Angesichts der mangelnden offiziellen Anerkennung dieser Tatsachen in den USA hat die ILADS (International Lyme and Associated Diseases Society), ein Zusammenschluss von Tausenden Ärzt:innen und Lyme-Spezialist:innen, in einer Liste über 700 Studien zusammengetragen, die aufzeigen, dass Borrelien und andere durch Zecken und Insekten übertragene Erreger – etwa Babesia und Bartonella – trotz konventioneller Therapien fortbestehen können [10].

Diese Liste umfasst über 60 Studien aus den 1980er-Jahren, die zeigen, dass bakterielle Persistenz kein neues Phänomen ist. Sie ist auch bei anderen durch Zecken übertragenen Krankheiten gut dokumentiert, darunter der Brucellose oder dem Q-Fieber sowie bei der Syphilis, die ebenfalls durch eine Spirochäte – einer beweglichen, spiralförmigen Bakterienart – verursacht wird. 

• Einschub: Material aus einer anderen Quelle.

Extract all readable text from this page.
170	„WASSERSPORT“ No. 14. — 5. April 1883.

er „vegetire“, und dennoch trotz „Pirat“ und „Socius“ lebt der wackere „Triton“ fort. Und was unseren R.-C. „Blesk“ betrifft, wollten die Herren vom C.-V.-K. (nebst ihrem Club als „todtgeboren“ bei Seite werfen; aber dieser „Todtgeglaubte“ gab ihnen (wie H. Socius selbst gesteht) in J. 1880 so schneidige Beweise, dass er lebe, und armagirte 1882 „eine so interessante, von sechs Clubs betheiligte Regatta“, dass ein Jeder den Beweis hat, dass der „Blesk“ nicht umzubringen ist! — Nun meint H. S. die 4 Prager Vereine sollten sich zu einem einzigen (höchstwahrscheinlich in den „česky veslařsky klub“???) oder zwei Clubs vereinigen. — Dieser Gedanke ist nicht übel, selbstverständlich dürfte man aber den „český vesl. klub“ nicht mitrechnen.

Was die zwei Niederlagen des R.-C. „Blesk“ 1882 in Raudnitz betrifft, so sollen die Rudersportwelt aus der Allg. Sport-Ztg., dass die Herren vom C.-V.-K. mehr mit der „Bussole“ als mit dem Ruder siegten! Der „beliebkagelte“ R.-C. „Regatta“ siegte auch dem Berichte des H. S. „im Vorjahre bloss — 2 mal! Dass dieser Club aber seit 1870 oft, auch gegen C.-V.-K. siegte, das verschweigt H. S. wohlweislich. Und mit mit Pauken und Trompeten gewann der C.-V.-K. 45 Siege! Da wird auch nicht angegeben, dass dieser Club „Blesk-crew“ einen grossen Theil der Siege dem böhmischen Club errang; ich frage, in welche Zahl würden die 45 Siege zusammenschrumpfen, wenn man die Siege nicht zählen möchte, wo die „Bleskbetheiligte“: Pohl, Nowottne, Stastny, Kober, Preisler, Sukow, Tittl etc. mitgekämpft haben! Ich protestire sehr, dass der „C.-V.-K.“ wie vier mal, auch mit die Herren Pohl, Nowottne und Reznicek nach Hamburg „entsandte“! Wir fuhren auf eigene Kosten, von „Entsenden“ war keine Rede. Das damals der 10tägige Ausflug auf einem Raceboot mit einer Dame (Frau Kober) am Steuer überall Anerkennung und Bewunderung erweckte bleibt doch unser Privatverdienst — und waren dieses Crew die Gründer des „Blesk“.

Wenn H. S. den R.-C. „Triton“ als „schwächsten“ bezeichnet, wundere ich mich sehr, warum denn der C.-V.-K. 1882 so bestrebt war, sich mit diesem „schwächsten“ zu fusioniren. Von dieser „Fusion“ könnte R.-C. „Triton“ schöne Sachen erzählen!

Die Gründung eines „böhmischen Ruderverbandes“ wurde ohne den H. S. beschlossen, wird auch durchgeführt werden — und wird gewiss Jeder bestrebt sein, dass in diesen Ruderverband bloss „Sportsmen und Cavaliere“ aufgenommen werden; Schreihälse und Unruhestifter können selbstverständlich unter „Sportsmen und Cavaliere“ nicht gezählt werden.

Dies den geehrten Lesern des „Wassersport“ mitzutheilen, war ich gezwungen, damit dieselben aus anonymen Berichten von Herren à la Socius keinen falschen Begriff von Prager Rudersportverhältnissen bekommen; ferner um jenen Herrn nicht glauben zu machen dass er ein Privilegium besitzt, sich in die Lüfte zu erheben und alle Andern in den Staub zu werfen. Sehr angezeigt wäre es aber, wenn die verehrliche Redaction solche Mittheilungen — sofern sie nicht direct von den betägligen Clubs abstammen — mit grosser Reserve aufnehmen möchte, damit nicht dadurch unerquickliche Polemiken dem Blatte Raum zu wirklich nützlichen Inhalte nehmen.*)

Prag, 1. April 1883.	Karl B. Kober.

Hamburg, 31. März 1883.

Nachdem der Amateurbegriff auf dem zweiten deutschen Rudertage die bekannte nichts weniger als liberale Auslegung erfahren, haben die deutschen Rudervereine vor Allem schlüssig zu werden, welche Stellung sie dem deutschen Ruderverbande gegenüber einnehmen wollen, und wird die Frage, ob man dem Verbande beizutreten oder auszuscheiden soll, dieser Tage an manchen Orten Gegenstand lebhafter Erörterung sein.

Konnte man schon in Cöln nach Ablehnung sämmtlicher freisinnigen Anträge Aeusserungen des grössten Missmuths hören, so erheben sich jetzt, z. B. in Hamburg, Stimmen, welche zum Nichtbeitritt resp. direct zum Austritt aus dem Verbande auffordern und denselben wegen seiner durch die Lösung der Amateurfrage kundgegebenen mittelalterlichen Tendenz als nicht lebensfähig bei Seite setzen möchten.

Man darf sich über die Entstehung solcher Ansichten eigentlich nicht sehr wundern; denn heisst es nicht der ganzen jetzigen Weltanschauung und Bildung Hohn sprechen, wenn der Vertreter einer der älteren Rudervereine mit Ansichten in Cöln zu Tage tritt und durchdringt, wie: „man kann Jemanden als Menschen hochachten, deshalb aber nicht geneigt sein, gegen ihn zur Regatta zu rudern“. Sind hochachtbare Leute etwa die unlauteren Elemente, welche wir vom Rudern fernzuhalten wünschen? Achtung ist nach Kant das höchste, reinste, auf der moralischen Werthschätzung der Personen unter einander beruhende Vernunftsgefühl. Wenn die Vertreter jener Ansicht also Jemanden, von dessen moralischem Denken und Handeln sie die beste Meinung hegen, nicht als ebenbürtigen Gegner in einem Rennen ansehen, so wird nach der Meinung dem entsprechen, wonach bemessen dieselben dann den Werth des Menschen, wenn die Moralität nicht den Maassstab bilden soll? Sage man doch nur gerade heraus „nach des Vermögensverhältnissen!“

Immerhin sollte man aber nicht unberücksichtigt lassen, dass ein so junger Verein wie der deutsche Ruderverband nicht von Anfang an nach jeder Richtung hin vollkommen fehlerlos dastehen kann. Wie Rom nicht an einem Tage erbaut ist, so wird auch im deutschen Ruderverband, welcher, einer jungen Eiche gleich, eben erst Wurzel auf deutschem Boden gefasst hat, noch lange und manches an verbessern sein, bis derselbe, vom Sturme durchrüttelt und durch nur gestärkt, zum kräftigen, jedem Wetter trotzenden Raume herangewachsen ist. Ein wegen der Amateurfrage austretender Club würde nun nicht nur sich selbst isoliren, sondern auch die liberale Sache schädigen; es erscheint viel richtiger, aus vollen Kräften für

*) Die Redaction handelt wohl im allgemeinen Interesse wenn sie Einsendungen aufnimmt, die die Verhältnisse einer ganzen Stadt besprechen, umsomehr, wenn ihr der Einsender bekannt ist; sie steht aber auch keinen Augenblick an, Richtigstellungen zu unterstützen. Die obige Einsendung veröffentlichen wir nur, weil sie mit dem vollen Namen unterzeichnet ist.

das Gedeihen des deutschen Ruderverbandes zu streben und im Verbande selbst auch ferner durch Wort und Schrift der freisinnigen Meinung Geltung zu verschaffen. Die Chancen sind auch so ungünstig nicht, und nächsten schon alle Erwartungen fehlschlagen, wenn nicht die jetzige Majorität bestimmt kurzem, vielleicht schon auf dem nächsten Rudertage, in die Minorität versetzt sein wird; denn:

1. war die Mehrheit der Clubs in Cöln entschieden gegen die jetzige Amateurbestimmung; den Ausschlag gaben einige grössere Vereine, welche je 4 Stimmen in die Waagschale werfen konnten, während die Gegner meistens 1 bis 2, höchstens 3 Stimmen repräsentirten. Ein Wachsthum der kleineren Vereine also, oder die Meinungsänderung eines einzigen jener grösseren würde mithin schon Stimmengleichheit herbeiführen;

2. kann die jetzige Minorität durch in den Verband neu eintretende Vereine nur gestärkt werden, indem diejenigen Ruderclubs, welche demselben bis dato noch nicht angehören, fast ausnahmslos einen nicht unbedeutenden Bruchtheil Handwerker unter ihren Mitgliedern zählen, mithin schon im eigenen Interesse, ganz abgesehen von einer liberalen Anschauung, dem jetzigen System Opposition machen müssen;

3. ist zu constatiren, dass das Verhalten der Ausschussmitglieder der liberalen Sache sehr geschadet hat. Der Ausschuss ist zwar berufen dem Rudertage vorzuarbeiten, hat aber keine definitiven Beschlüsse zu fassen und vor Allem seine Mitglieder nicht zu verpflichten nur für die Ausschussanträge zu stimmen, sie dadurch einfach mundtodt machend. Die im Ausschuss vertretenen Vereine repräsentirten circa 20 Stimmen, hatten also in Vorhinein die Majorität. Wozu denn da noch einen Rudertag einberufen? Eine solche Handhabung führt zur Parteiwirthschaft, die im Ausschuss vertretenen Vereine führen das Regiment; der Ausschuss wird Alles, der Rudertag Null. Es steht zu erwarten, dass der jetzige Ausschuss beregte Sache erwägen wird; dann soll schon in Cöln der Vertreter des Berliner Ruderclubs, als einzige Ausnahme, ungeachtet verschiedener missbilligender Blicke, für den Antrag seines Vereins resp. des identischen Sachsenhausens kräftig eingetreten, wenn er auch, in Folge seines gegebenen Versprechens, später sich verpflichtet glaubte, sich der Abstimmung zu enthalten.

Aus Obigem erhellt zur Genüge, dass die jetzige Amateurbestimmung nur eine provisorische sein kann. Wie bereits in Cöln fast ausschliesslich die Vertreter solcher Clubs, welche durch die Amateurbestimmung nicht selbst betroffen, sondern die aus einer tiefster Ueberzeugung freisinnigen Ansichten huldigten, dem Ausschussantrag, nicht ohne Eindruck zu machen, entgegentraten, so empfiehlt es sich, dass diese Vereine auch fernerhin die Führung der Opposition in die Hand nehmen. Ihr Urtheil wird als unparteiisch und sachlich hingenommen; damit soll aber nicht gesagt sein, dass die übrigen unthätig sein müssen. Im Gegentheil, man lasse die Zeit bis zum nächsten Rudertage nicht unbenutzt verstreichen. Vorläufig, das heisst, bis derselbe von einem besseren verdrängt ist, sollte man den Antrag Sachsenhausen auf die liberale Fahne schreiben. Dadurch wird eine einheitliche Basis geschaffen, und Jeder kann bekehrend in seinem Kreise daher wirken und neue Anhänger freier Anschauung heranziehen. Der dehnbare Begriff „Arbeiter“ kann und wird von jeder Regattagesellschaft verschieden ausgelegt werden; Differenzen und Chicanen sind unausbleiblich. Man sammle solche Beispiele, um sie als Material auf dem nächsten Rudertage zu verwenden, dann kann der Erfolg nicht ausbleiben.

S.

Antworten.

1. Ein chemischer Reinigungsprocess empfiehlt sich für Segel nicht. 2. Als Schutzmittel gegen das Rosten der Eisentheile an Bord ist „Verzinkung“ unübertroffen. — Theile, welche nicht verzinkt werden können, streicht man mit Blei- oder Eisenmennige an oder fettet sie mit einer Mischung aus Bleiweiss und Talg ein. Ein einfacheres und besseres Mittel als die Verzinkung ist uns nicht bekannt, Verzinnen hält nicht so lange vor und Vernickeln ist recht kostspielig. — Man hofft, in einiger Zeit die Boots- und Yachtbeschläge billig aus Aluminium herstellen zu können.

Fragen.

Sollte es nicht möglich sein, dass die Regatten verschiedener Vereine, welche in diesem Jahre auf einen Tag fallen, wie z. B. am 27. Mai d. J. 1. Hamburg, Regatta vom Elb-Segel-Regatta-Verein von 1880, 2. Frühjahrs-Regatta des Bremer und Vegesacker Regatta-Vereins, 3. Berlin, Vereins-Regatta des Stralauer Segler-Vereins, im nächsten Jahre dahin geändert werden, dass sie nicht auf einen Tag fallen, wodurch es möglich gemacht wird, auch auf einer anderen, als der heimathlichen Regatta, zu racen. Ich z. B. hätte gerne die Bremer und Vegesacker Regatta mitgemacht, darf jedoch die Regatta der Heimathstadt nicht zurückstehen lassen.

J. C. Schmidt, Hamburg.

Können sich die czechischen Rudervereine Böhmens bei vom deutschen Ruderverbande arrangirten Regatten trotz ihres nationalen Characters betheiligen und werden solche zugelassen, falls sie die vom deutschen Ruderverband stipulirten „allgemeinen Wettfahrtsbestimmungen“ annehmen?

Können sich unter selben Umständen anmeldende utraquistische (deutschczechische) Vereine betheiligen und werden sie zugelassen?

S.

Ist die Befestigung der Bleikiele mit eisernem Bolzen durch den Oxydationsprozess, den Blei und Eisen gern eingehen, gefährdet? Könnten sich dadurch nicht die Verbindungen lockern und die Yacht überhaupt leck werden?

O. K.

Ärzt:innen der ILADS betonen ausserdem die Wichtigkeit von Koinfektionen (Babesia, Bartonella, Anaplasma, Ehrlichia, Rickettsia usw.) bei chronischen Infektionen. Diese Koinfektionen, welche oft mit Lyme-Borreliose verwechselt werden, beeinflussen massgeblich die Vielfalt und Schwere der Symptome sowie die Persistenz der Infektionen [18]. Aufgrund der aktuellen Gesundheitspolitik werden diese Zusammenhänge jedoch weitgehend bestritten, und die öffentliche Forschungsförderung in diesem Bereich stagniert.


 

Ausserdem hält die ILADS das Zwei-Stufen-Testverfahren (two-tiered testing) wegen seiner geringen Sensitivität – die je nach Krankheitsstadium zwischen 50% und 80% liegt – für unzureichend und ungeeignet zur Diagnose der Lyme-Borreliose  [1-3].

Daher unterscheiden sich die Diagnose- und Therapieempfehlungen der ILADS deutlich von denen der IDSA. Die ILADS empfiehlt [3]:

  • sich nicht ausschliesslich auf das Zwei-Stufen-Testverfahren (ELISA + Western Blot) zu verlassen und spezialisierte Labore für vektorübertragene Krankheiten zu nutzen,

  • den gleichzeitigen Einsatz mehrerer Antibiotika (Polyantibiotikatherapie) und gegebenenfalls antiparasitärer Mittel,

  • eine Behandlungsdauer von mindestens 3 bis 6 Wochen,

  • die Fortsetzung der Therapie bei anhaltenden Symptomen.